Krampfer Palace (Schloß Krampfer) is 18th-century palace located in the village of Krampfer in the municipality of Plattenburg, near Perleberg, Prignitz district, Brandenburg, Germany. The palace estate covers approximately 4700 acre. There have been a number of spelling variations for Krampfer over the years, including Cramuir, Kranauer, Cramber, tu Kramvyr, van Kraenvoerde and Kranffer.

==History==

Herwichus de Cramvir first documented the existence of Krampfer in 1293. In 1413, the village of Krampfer was captured by the Möllendorf family, who ruled it until 1945 when it was removed from their control. In 1608, the village of Krampfer burned to the ground. In the seventeenth century the estate was acquired by Georg von Blumenthal and it remained in this family until his line died out. In 1792, the palace was acquired by Hans-Georg Gottlob von Möllendorf, who remodelled it in 1809. It was again remodeled in 1909 by Ottocar Richard von Möllendorf. After the estate was expropriated, the palace and the commercial building on it were used by the community agricultural alliance, Landwirtschaftliche Produktionsgenossenschaft.

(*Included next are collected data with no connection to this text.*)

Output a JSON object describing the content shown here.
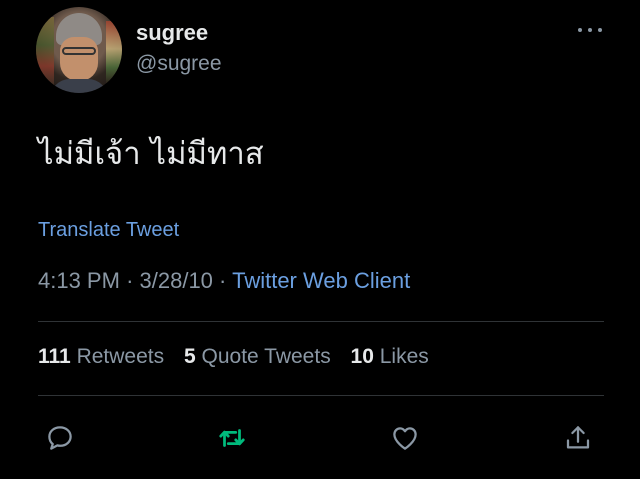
{
  "user": {
    "display_name": "sugree",
    "handle": "@sugree",
    "avatar_icon": "profile-photo"
  },
  "tweet": {
    "text": "ไม่มีเจ้า ไม่มีทาส",
    "translate_label": "Translate Tweet",
    "time": "4:13 PM",
    "separator": "·",
    "date": "3/28/10",
    "client": "Twitter Web Client"
  },
  "stats": {
    "retweets_count": "111",
    "retweets_label": "Retweets",
    "quotes_count": "5",
    "quotes_label": "Quote Tweets",
    "likes_count": "10",
    "likes_label": "Likes"
  },
  "actions": [
    {
      "name": "reply",
      "icon": "reply-icon"
    },
    {
      "name": "retweet",
      "icon": "retweet-icon"
    },
    {
      "name": "like",
      "icon": "heart-icon"
    },
    {
      "name": "share",
      "icon": "share-icon"
    }
  ],
  "colors": {
    "background": "#000000",
    "text": "#e7e9ea",
    "secondary": "#8b98a5",
    "link": "#6b9fe0",
    "retweet_active": "#00ba7c"
  }
}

In 1946, half the palace was renovated and used as a school and the other half for housing. In September 1978, the school moved to Kleinow. After this many businesses operated in the former palace including a bank, a nursery and a community health-care center. After 1990, the building was virtually abandoned; a potential customer announced his intention of buying it in 2006, but the deal fell through.

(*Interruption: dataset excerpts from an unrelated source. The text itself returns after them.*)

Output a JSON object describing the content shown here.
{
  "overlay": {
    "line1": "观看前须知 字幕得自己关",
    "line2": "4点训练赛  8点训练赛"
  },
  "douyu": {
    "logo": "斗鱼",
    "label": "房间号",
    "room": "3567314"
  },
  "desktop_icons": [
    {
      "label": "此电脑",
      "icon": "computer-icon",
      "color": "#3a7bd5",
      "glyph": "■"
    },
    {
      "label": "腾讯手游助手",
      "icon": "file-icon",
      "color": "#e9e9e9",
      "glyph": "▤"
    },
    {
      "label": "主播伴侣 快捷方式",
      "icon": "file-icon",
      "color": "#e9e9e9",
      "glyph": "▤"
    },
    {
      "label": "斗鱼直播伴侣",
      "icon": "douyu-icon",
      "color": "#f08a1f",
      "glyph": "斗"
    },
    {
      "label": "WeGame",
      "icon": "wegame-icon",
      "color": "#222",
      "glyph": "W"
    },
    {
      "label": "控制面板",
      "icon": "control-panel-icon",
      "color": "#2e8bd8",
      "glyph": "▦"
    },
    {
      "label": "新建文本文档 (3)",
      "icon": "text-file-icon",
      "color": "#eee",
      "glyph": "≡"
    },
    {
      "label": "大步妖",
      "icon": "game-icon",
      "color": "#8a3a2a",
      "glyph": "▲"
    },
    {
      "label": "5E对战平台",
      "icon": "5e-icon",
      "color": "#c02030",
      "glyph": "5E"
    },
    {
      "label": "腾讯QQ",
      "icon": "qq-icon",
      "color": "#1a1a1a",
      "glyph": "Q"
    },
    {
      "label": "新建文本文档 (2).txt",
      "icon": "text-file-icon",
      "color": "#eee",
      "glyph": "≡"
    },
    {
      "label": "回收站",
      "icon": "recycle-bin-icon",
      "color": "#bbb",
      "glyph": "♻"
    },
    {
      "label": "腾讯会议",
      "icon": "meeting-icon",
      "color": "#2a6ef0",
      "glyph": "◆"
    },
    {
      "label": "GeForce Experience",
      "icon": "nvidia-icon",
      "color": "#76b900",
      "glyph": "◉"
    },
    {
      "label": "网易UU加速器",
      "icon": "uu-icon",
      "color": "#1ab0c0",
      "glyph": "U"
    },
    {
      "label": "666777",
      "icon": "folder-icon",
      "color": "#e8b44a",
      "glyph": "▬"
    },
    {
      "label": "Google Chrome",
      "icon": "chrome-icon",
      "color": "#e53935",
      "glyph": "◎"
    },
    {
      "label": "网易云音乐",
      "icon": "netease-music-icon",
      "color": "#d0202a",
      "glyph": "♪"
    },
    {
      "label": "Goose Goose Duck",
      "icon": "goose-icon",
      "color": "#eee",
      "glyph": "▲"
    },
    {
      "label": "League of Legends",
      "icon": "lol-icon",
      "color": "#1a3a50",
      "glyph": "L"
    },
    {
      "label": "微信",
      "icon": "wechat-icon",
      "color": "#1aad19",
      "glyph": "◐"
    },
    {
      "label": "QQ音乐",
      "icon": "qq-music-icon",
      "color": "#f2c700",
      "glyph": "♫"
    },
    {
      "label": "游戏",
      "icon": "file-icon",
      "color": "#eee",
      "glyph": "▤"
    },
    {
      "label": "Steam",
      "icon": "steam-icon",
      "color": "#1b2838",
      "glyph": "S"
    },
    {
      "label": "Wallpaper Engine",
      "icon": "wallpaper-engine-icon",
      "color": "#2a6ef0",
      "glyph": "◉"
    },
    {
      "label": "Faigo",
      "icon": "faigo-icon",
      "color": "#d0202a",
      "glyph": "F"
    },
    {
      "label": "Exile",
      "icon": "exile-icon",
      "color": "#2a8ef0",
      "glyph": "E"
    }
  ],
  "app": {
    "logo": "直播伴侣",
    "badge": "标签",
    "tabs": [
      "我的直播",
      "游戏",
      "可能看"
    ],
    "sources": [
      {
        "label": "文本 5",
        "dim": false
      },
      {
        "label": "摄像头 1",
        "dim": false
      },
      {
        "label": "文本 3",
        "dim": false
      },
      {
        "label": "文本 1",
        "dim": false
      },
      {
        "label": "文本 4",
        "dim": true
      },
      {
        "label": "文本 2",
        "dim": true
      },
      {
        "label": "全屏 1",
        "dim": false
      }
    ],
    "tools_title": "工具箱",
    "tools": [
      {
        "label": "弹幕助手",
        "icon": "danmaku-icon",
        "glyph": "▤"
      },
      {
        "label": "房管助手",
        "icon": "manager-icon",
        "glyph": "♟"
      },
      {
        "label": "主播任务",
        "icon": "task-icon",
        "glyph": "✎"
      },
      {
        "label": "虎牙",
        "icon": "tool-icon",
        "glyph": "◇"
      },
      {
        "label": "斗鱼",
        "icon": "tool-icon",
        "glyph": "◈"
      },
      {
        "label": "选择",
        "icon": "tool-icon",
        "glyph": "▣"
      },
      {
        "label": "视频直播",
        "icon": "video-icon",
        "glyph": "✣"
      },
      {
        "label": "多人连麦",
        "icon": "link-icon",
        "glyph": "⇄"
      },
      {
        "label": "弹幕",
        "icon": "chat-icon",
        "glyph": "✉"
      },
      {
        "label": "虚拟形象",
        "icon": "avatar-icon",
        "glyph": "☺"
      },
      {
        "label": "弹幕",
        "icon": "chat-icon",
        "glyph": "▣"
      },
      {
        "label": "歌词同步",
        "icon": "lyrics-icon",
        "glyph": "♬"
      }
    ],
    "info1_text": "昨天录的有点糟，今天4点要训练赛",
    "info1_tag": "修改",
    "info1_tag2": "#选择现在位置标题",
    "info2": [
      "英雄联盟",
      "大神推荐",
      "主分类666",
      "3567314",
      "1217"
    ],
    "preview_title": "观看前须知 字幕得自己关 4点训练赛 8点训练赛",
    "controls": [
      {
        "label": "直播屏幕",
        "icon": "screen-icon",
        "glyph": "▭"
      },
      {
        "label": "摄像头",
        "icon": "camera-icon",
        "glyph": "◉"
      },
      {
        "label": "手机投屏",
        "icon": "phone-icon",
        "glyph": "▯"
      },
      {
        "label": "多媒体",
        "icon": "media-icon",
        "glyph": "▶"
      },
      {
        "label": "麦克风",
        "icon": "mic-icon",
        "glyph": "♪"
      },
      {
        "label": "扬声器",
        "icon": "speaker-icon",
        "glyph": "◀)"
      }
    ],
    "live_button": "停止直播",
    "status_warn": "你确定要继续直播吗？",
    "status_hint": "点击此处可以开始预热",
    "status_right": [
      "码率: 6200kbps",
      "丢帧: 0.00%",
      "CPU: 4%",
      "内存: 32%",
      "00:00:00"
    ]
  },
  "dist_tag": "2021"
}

The association which owned the palace hoped it would be sold to an IT company for educational purposes, but there were no takers. Later, the palace was then sold to a company in Havelberg which in turn auctioned it on eBay. In 2009, the premises were briefly used by a group of right-wing and libertarian activists who were seeking to establish a micronation called Principality of Germania. However, local building authorities declared the palace to be in a state of disrepair and uninhabitable, and the activists were evicted in May 2009. As of 2021, the building is still abandoned and dilapidated, however in 2020 plans were made by private investors to restore the palace.

==Layout==
The courtyard at the rear of the palace, the front garden and the area stretching to the street were once part of the estate. Across the street stood the estate's brick barn. To the left of the barn was a stone building which housed sheep; its gable pointed towards the street. Only their remains can still be seen. Beyond the farm was a garden center. To the right of the palace is a storage building, and behind that the servants' quarters (still used as a residence). Behind the palace was a large park with a pond, which was established in 1880 covering about 4 acre; it was extended in 1910.

In the park are a wide variety of trees. Up to the present-day village street, the estate was fenced in by a high cobbled wall. This, along with the estate's barn, was demolished in 1947 and the rubble used to build up the residential housing area. There was a utility yard located across from the palace, on the other side of the street.